Some of us can look at the small veggie garden we plant near our home; it is green and healthy. It offers us a home-grown variety of wonderful foods. Even if we’re not a gardener, we know from watching others that “sowing” involves more than just throwing a seed on the ground. There is the task of turning the soil, providing nutrients, planting seeds, watering and weeding faithfully, not to mention the work of putting up various types of fences for protection from squirrels and other hungry animals. No small job! But obviously, Jesus did not want this parable to describe only those actual gardens. He wants us to apply the lessons to our spiritual gardens as well. Jesus tells us that he is the Sower and we must hear and understand, listen and practice and do the work that is needed to bring forth the final product.
That parable dates back over 2000 years, but we all know that even in this time the world’s circumstances in which we live and garden are anything but ordinary. The virus has brought out some of the worst in humankind and many are struggling to survive in what Pope Francis calls the “throwaway culture.” Yet, it also brought out the best. In spite of all the challenging things that have happened because of this new lifestyle, there are signs of fresh life sprouting all around us.
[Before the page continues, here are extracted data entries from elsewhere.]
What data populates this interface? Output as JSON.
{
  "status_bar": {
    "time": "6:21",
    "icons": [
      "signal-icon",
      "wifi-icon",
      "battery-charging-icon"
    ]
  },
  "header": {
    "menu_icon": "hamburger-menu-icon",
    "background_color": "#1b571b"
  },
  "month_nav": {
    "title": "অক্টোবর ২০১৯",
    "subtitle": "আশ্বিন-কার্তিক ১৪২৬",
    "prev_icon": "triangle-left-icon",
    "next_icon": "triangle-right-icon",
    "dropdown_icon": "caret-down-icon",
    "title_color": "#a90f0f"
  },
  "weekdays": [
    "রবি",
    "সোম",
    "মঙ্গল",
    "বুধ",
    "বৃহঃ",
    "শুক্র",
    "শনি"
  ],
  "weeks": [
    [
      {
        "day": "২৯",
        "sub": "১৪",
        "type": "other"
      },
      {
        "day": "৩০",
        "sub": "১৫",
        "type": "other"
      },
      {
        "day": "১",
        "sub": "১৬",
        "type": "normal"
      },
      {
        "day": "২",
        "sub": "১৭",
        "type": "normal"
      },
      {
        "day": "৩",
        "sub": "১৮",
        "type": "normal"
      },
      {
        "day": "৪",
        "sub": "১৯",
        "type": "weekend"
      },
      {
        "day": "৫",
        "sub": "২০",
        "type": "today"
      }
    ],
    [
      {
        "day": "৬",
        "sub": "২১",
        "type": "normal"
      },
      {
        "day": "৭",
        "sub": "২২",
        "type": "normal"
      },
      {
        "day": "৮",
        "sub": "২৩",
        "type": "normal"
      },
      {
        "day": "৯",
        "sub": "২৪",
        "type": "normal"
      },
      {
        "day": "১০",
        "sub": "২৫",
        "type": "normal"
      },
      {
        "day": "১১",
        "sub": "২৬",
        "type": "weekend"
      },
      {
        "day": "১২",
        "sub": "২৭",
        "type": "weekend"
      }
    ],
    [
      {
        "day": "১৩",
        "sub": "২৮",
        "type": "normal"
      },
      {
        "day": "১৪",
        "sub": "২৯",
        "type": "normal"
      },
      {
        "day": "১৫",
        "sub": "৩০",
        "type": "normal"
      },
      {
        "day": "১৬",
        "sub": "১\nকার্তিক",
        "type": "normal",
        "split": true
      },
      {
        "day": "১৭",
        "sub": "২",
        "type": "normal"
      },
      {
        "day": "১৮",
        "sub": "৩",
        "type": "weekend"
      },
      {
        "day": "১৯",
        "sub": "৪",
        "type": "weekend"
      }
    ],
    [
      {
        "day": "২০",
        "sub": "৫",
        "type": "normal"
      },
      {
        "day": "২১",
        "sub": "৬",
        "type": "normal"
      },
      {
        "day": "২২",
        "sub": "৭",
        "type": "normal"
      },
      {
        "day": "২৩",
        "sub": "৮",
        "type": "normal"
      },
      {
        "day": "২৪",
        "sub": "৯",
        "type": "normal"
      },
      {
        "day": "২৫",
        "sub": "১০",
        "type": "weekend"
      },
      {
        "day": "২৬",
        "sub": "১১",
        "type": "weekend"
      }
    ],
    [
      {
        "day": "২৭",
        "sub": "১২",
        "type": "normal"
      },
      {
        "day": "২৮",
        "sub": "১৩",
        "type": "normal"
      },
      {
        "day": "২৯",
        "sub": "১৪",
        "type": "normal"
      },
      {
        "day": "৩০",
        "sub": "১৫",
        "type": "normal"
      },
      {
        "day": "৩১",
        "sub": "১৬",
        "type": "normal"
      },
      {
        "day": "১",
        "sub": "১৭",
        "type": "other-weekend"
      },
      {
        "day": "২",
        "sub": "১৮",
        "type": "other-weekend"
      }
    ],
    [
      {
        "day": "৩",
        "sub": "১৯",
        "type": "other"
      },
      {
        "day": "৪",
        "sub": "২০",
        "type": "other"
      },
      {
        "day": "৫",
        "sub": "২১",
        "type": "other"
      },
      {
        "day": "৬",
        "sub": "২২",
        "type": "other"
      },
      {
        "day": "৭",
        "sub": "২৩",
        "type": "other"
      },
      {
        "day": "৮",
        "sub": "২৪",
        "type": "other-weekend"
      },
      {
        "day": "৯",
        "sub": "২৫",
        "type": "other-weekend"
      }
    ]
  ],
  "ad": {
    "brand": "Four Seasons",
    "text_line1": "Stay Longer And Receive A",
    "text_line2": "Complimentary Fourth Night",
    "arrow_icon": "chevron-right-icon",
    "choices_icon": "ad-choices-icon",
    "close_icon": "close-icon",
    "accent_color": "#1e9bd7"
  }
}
Something new is trying to be born. Sister Marie asks us to feel its heartbeat. See the promise in well-tended spiritual gardens. Do the work needed to have Jesus say, “Blessed are your eyes because they see, and your ears because they hear.” And she adds her own words: “ Do the work needed to have Jesus say, ‘Blessed are you who have maintained good soil that has produced abundant food for your soul – a soul that is filled with the grace and the love of God’”
In response to this article we might ask ourselves “How is my garden of the soul growing? Have I planted goodness in the world? Do I continue daily to be rich soil in spite of my rocky and thorny patches? Sister closes with a quote of Pope St. John XXIII who asks:
“What have I done for Christ today? Little or nothing?”
“What should I be doing for Christ?”
“Everything, Lord, if you but help me with your holy grace.”